Other people had spotted it, too. Now everyone strained to get a look, standing in the middle of the road even though the cops had said, "All right, folks, behind the white line," at least a dozen times.

It all happened so fast. The torch bearer came into the town square and was cheered by the crowd, the cloggers clogged, the mayor gave away the key to the city and posed for pictures.

A few kids got to touch the torch before the runner decided it was a bad idea.

And then off the runner went, with his noisy entourage, on up the road.

Much of the crowd left, but some people stayed for awhile, sitting in the shade and talking, drifting into the park for free cake and popcorn. Kids played barefoot in Crims Creek, ran in the grass, rode around on their daddies' shoulders. A man with a long white beard mesmerized a circle of children in the park by doing magic tricks and pulling coins out of their ears.

"Hey, Mary Nell," said a woman to another.

"How do," her friend replied.

I thought I might like to live in Pomaria, a place where kids go barefoot and dogs don't need leashes. A place where people still say "How do."

In any case, I was glad to have visited, even for a few hours. I met Charlie Farrow and Everett Lake, who thought it went "pretty good." He was on his way home. "I got a cut of watermelon waiting for me."

I met Grady Adams, who told me about the vegetable-eating piranha he had in his freezer. A friend of his caught it in Lake Murray. Very rare, he said. He was going to have it mounted.

And Ms. Annie Fanning, who said she was "happy and excited." Everything, she thought, went beautifully. She had been responsible for getting Pomaria's oldest citizen, W.C. Koon, to the celebration. Even she had never seen anything like it, and she was 93.

The torch, symbolically lit by the rays of the rising sun half a world away, in Olympia, then changing 10,000 hands across 42 states on its way to the Atlanta games, stirred something deeper than nationalism. By watching, we were all for a moment part of something bigger. We were, it seemed, starved for connection to ritual, to the larger world, to each other.

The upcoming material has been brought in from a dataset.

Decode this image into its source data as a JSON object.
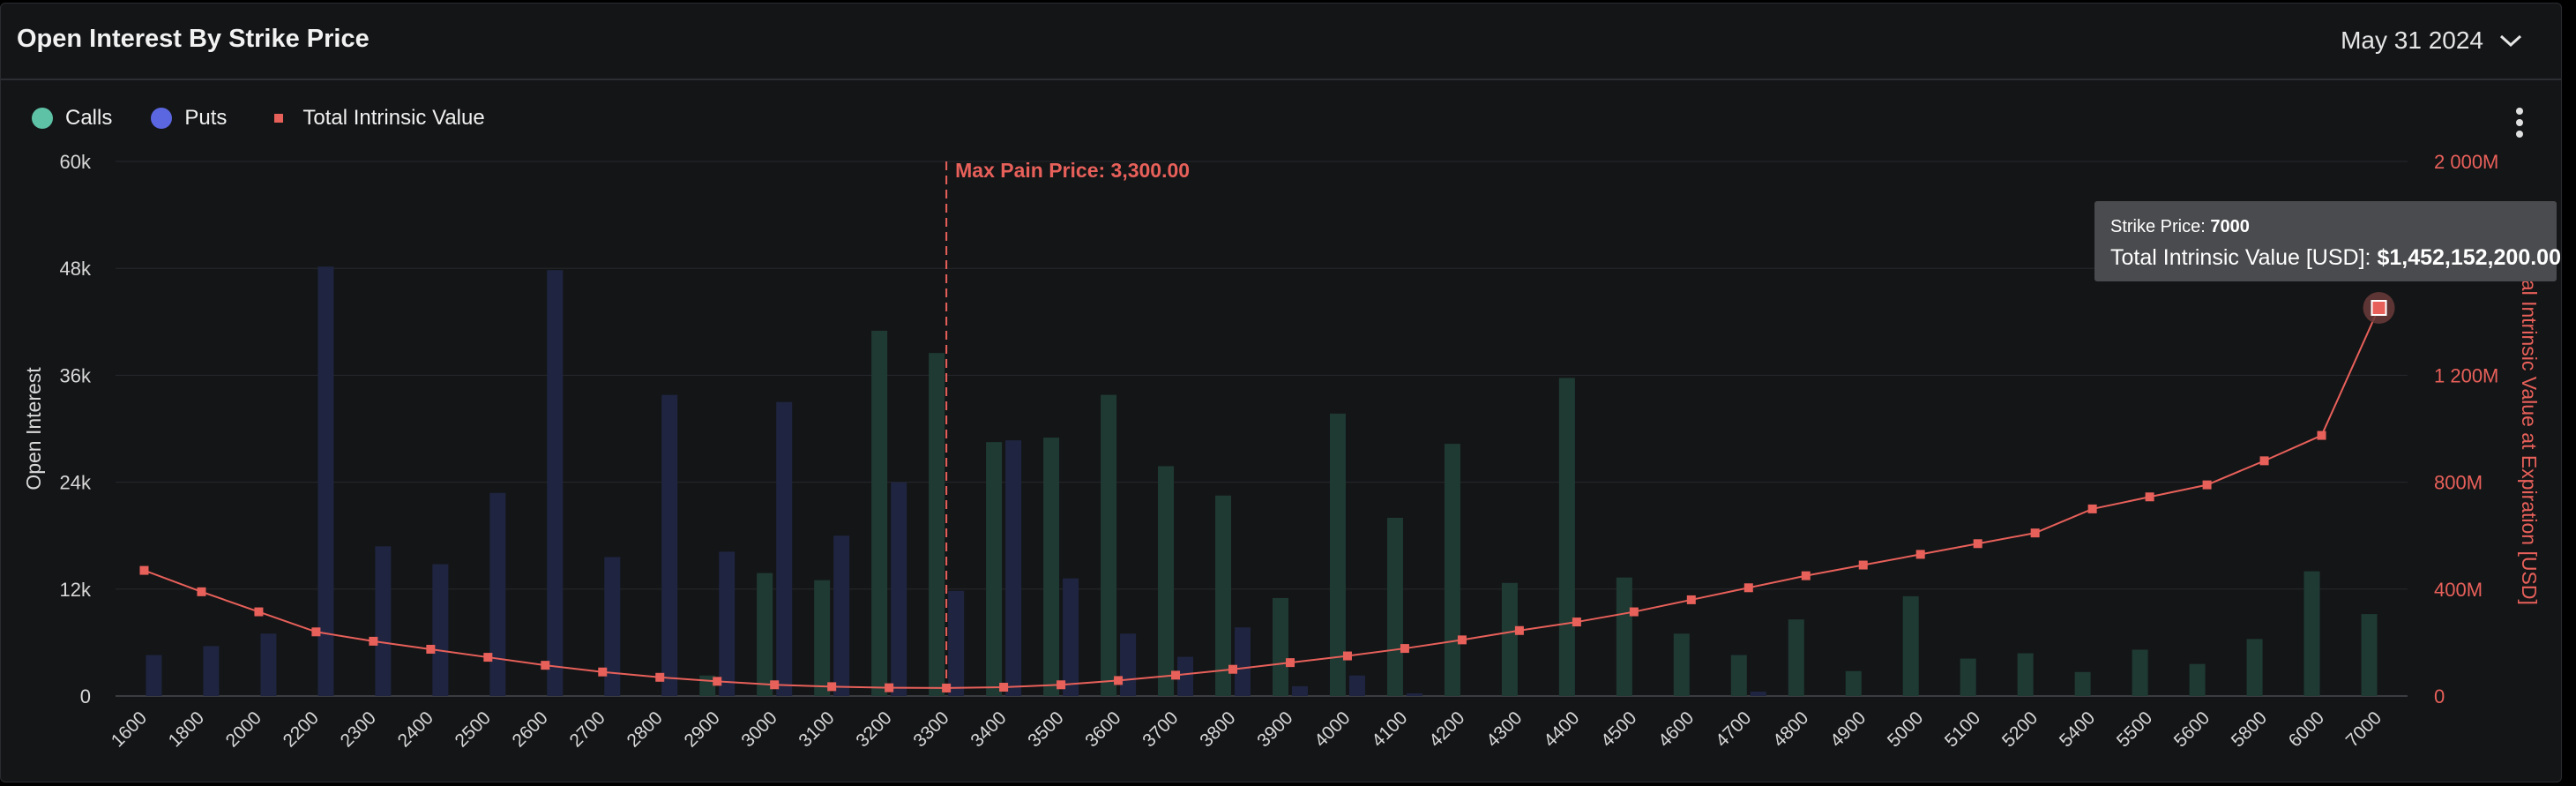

On my way home, the route was still lined with balloons and flags. People lingered on their porches and in the shade, talking, finishing off their rolls of film, eating watermelon and ice cream.

I thought about the people in Greenville County, who were uninvited to the party because of their council's anti-gay resolution, which the Olympic committee thought contrary to the spirit of the games. They missed the torch. They missed the point. Too bad; perhaps nobody needed it more.



W.C. Koon, Pmoaria's oldest citizen, had never seen anything like it, and she was 93.